Patrimoine : la courée Dubar-Dekien, souvenir du passé ouvrier de Roubaix
Un article de Fabian Castillo Rodriguez dans la Voix du Nord le 31 juillet 2019
Les monuments historiques parsèment nos communes et rappellent leur histoire. Certains sont très connus ; d’autres passent presque inaperçus. Aujourd’hui, découvrons la courée Dubar-Dekien, inscrite au titre de monument historique depuis le 12 août 1998.
Pourquoi la courée Dubar-Dekien porte-t-elle deux noms ? Pour la simple et bonne raison qu’à l’origine, il y avait deux courées séparées par un mur qui fut abattu dans les années 30. Construites entre 1840 et 1890 – en plein essor industriel roubaisien – elles portent le nom de leurs premiers propriétaires. Aujourd’hui unifiée, la courée est composée de deux rangées de maisons se faisant face autour d’une cour centrale, au milieu de laquelle se trouvent plusieurs baraquements où l’on avait à l’époque un point d’eau et des toilettes communs. Il y a deux étapes de construction : des maisons à l’otil – petites maisons basses où était installé l’otil (le métier à tisser) – datant des années 1840, et des maisons à deux niveaux construites aux alentours des années 1890.
« Ces lieux où le temps se passait majoritairement dans la cour, favorisaient nettement les rapprochements et la vie en communauté »
Les courées étaient un moyen rentable pour loger la main-d’œuvre locale et étrangère dans un espace restreint et proche de l’usine. Ainsi, il y a eu jusqu’à 1 500 courées construites, logeant un quart de la population roubaisienne. D’un point de vue humain, ces lieux où le temps se passait majoritairement dans la cour, favorisaient nettement les rapprochements et la vie en communauté. Malheureusement, il ne reste que très peu de témoignages de ce type d’habitat, et la courée Dubar-Dekien en fait partie.
Inoccupée pendant plus trente ans
À partir du début des années 1990, les derniers habitants quittent la courée qui restera inoccupée pendant plus de trente ans. Bien qu’elle soit inscrite au titre de monument historique en 1998, elle est progressivement laissée à l’abandon. Des visites et expositions sont organisées dans les années 2000 mais elles finissent par être stoppées à cause de la dégradation des maisons qui rend l’endroit dangereux.

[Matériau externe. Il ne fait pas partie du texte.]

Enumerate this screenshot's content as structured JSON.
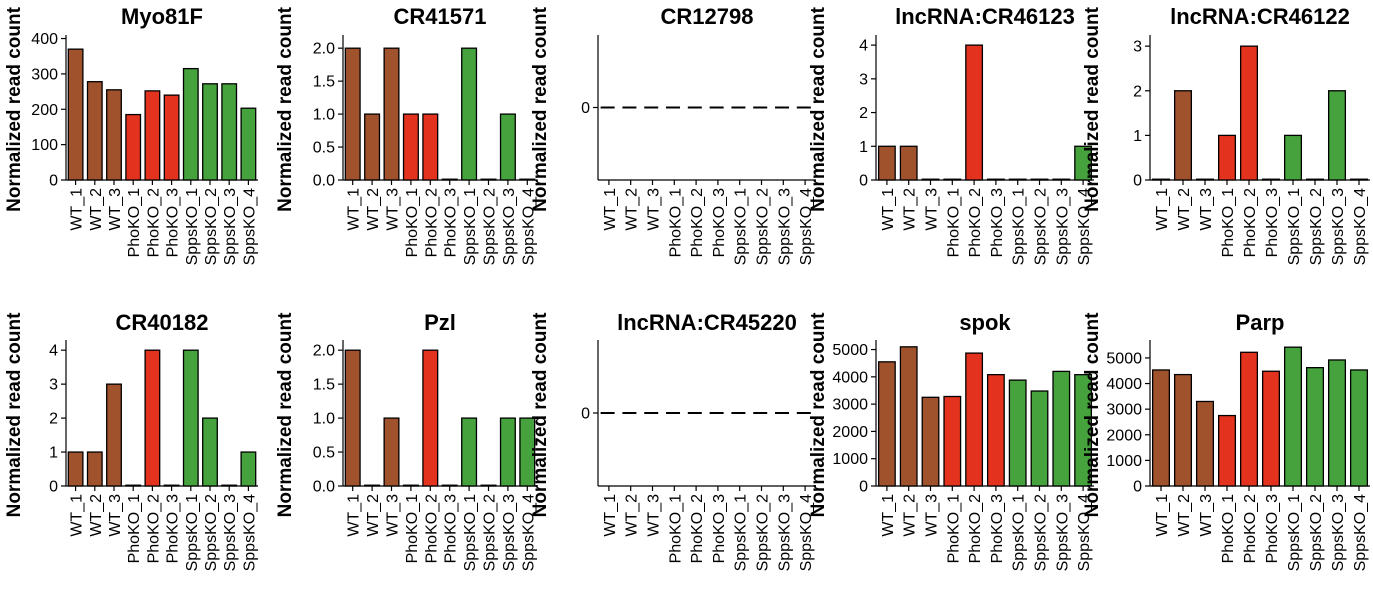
{
  "figure": {
    "groups": [
      "WT",
      "PhoKO",
      "SppsKO"
    ],
    "colors": {
      "WT": "#a0522d",
      "PhoKO": "#e3331e",
      "SppsKO": "#45a23c"
    },
    "ylabel": "Normalized read count"
  },
  "chart_data": [
    {
      "type": "bar",
      "title": "Myo81F",
      "ylabel": "Normalized read count",
      "categories": [
        "WT_1",
        "WT_2",
        "WT_3",
        "PhoKO_1",
        "PhoKO_2",
        "PhoKO_3",
        "SppsKO_1",
        "SppsKO_2",
        "SppsKO_3",
        "SppsKO_4"
      ],
      "groups": [
        "WT",
        "WT",
        "WT",
        "PhoKO",
        "PhoKO",
        "PhoKO",
        "SppsKO",
        "SppsKO",
        "SppsKO",
        "SppsKO"
      ],
      "values": [
        370,
        278,
        255,
        185,
        252,
        240,
        315,
        272,
        272,
        203
      ],
      "ylim": [
        0,
        410
      ],
      "yticks": [
        0,
        100,
        200,
        300,
        400
      ],
      "ytick_labels": [
        "0",
        "100",
        "200",
        "300",
        "400"
      ]
    },
    {
      "type": "bar",
      "title": "CR41571",
      "ylabel": "Normalized read count",
      "categories": [
        "WT_1",
        "WT_2",
        "WT_3",
        "PhoKO_1",
        "PhoKO_2",
        "PhoKO_3",
        "SppsKO_1",
        "SppsKO_2",
        "SppsKO_3",
        "SppsKO_4"
      ],
      "groups": [
        "WT",
        "WT",
        "WT",
        "PhoKO",
        "PhoKO",
        "PhoKO",
        "SppsKO",
        "SppsKO",
        "SppsKO",
        "SppsKO"
      ],
      "values": [
        2,
        1,
        2,
        1,
        1,
        0,
        2,
        0,
        1,
        0
      ],
      "ylim": [
        0,
        2.2
      ],
      "yticks": [
        0,
        0.5,
        1,
        1.5,
        2
      ],
      "ytick_labels": [
        "0.0",
        "0.5",
        "1.0",
        "1.5",
        "2.0"
      ]
    },
    {
      "type": "bar",
      "title": "CR12798",
      "ylabel": "Normalized read count",
      "categories": [
        "WT_1",
        "WT_2",
        "WT_3",
        "PhoKO_1",
        "PhoKO_2",
        "PhoKO_3",
        "SppsKO_1",
        "SppsKO_2",
        "SppsKO_3",
        "SppsKO_4"
      ],
      "groups": [
        "WT",
        "WT",
        "WT",
        "PhoKO",
        "PhoKO",
        "PhoKO",
        "SppsKO",
        "SppsKO",
        "SppsKO",
        "SppsKO"
      ],
      "values": [
        0,
        0,
        0,
        0,
        0,
        0,
        0,
        0,
        0,
        0
      ],
      "ylim": [
        -1,
        1
      ],
      "yticks": [
        0
      ],
      "ytick_labels": [
        "0"
      ],
      "all_zero": true
    },
    {
      "type": "bar",
      "title": "lncRNA:CR46123",
      "ylabel": "Normalized read count",
      "categories": [
        "WT_1",
        "WT_2",
        "WT_3",
        "PhoKO_1",
        "PhoKO_2",
        "PhoKO_3",
        "SppsKO_1",
        "SppsKO_2",
        "SppsKO_3",
        "SppsKO_4"
      ],
      "groups": [
        "WT",
        "WT",
        "WT",
        "PhoKO",
        "PhoKO",
        "PhoKO",
        "SppsKO",
        "SppsKO",
        "SppsKO",
        "SppsKO"
      ],
      "values": [
        1,
        1,
        0,
        0,
        4,
        0,
        0,
        0,
        0,
        1
      ],
      "ylim": [
        0,
        4.3
      ],
      "yticks": [
        0,
        1,
        2,
        3,
        4
      ],
      "ytick_labels": [
        "0",
        "1",
        "2",
        "3",
        "4"
      ]
    },
    {
      "type": "bar",
      "title": "lncRNA:CR46122",
      "ylabel": "Normalized read count",
      "categories": [
        "WT_1",
        "WT_2",
        "WT_3",
        "PhoKO_1",
        "PhoKO_2",
        "PhoKO_3",
        "SppsKO_1",
        "SppsKO_2",
        "SppsKO_3",
        "SppsKO_4"
      ],
      "groups": [
        "WT",
        "WT",
        "WT",
        "PhoKO",
        "PhoKO",
        "PhoKO",
        "SppsKO",
        "SppsKO",
        "SppsKO",
        "SppsKO"
      ],
      "values": [
        0,
        2,
        0,
        1,
        3,
        0,
        1,
        0,
        2,
        0
      ],
      "ylim": [
        0,
        3.25
      ],
      "yticks": [
        0,
        1,
        2,
        3
      ],
      "ytick_labels": [
        "0",
        "1",
        "2",
        "3"
      ]
    },
    {
      "type": "bar",
      "title": "CR40182",
      "ylabel": "Normalized read count",
      "categories": [
        "WT_1",
        "WT_2",
        "WT_3",
        "PhoKO_1",
        "PhoKO_2",
        "PhoKO_3",
        "SppsKO_1",
        "SppsKO_2",
        "SppsKO_3",
        "SppsKO_4"
      ],
      "groups": [
        "WT",
        "WT",
        "WT",
        "PhoKO",
        "PhoKO",
        "PhoKO",
        "SppsKO",
        "SppsKO",
        "SppsKO",
        "SppsKO"
      ],
      "values": [
        1,
        1,
        3,
        0,
        4,
        0,
        4,
        2,
        0,
        1
      ],
      "ylim": [
        0,
        4.3
      ],
      "yticks": [
        0,
        1,
        2,
        3,
        4
      ],
      "ytick_labels": [
        "0",
        "1",
        "2",
        "3",
        "4"
      ]
    },
    {
      "type": "bar",
      "title": "Pzl",
      "ylabel": "Normalized read count",
      "categories": [
        "WT_1",
        "WT_2",
        "WT_3",
        "PhoKO_1",
        "PhoKO_2",
        "PhoKO_3",
        "SppsKO_1",
        "SppsKO_2",
        "SppsKO_3",
        "SppsKO_4"
      ],
      "groups": [
        "WT",
        "WT",
        "WT",
        "PhoKO",
        "PhoKO",
        "PhoKO",
        "SppsKO",
        "SppsKO",
        "SppsKO",
        "SppsKO"
      ],
      "values": [
        2,
        0,
        1,
        0,
        2,
        0,
        1,
        0,
        1,
        1
      ],
      "ylim": [
        0,
        2.15
      ],
      "yticks": [
        0,
        0.5,
        1,
        1.5,
        2
      ],
      "ytick_labels": [
        "0.0",
        "0.5",
        "1.0",
        "1.5",
        "2.0"
      ]
    },
    {
      "type": "bar",
      "title": "lncRNA:CR45220",
      "ylabel": "Normalized read count",
      "categories": [
        "WT_1",
        "WT_2",
        "WT_3",
        "PhoKO_1",
        "PhoKO_2",
        "PhoKO_3",
        "SppsKO_1",
        "SppsKO_2",
        "SppsKO_3",
        "SppsKO_4"
      ],
      "groups": [
        "WT",
        "WT",
        "WT",
        "PhoKO",
        "PhoKO",
        "PhoKO",
        "SppsKO",
        "SppsKO",
        "SppsKO",
        "SppsKO"
      ],
      "values": [
        0,
        0,
        0,
        0,
        0,
        0,
        0,
        0,
        0,
        0
      ],
      "ylim": [
        -1,
        1
      ],
      "yticks": [
        0
      ],
      "ytick_labels": [
        "0"
      ],
      "all_zero": true
    },
    {
      "type": "bar",
      "title": "spok",
      "ylabel": "Normalized read count",
      "categories": [
        "WT_1",
        "WT_2",
        "WT_3",
        "PhoKO_1",
        "PhoKO_2",
        "PhoKO_3",
        "SppsKO_1",
        "SppsKO_2",
        "SppsKO_3",
        "SppsKO_4"
      ],
      "groups": [
        "WT",
        "WT",
        "WT",
        "PhoKO",
        "PhoKO",
        "PhoKO",
        "SppsKO",
        "SppsKO",
        "SppsKO",
        "SppsKO"
      ],
      "values": [
        4550,
        5100,
        3250,
        3280,
        4870,
        4080,
        3880,
        3480,
        4200,
        4080
      ],
      "ylim": [
        0,
        5350
      ],
      "yticks": [
        0,
        1000,
        2000,
        3000,
        4000,
        5000
      ],
      "ytick_labels": [
        "0",
        "1000",
        "2000",
        "3000",
        "4000",
        "5000"
      ]
    },
    {
      "type": "bar",
      "title": "Parp",
      "ylabel": "Normalized read count",
      "categories": [
        "WT_1",
        "WT_2",
        "WT_3",
        "PhoKO_1",
        "PhoKO_2",
        "PhoKO_3",
        "SppsKO_1",
        "SppsKO_2",
        "SppsKO_3",
        "SppsKO_4"
      ],
      "groups": [
        "WT",
        "WT",
        "WT",
        "PhoKO",
        "PhoKO",
        "PhoKO",
        "SppsKO",
        "SppsKO",
        "SppsKO",
        "SppsKO"
      ],
      "values": [
        4530,
        4350,
        3300,
        2750,
        5220,
        4480,
        5420,
        4620,
        4920,
        4530
      ],
      "ylim": [
        0,
        5700
      ],
      "yticks": [
        0,
        1000,
        2000,
        3000,
        4000,
        5000
      ],
      "ytick_labels": [
        "0",
        "1000",
        "2000",
        "3000",
        "4000",
        "5000"
      ]
    }
  ]
}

À Lille métropole (LMCU, devenue Métropole européenne de Lille), l’ancien propriétaire, on a un temps pensé à transformer la courée en village d’artisans mais le projet ne voit jamais le jour.
Finalement, la communauté urbaine décide de se débarrasser de la courée et la vend à un promoteur privé lillois, Mohamed Rouar, en 2010 pour un total de 100 000 euros. Celui-ci prévoit un projet de réhabilitation, mais les travaux ne commencent que quatre ans plus tard pour enfin s’achever en 2016.
Depuis, la courée est principalement habitée par des étudiants. Les baraquements sont devenus des débarras et la ruelle – signe emblématique des courées – du côté de la rue Jean-Moulin est fermée, l’entrée se faisant uniquement rue Chanzy. Des visites sont toujours organisées par l’office de tourisme de Roubaix mais elles se font plus rares maintenant que le lieu est occupé.
« Ici, c’est la cour des chats »
Marie, originaire de Reims et étudiante à INFOCOM à Roubaix, vit dans la courée depuis presque un an. « Ici, c’est la cour des chats, nous dit-elle. Presque chaque habitation en a un. Il y en a même qui sont nés dans la courée. On voit aux chats s’il y a des habitants qui arrivent ou qui partent. »
Même si on est loin de l’ambiance des courées d’antan, Marie connaît et côtoie ses voisins. « On se connaît plutôt bien. Chacun a sa petite vie mais on se croise, on se parle, on met de la musique et des fois on fait des petits apéros ou des barbecues. » Majoritairement composée d’étudiants, la population change régulièrement et les relations de voisinage sont donc de courte durée. On trouve quand même deux familles dans le fond de la courée, dont les enfants font parfois de la cour leur terrain de jeu, comme c’était le cas à l’époque du textile.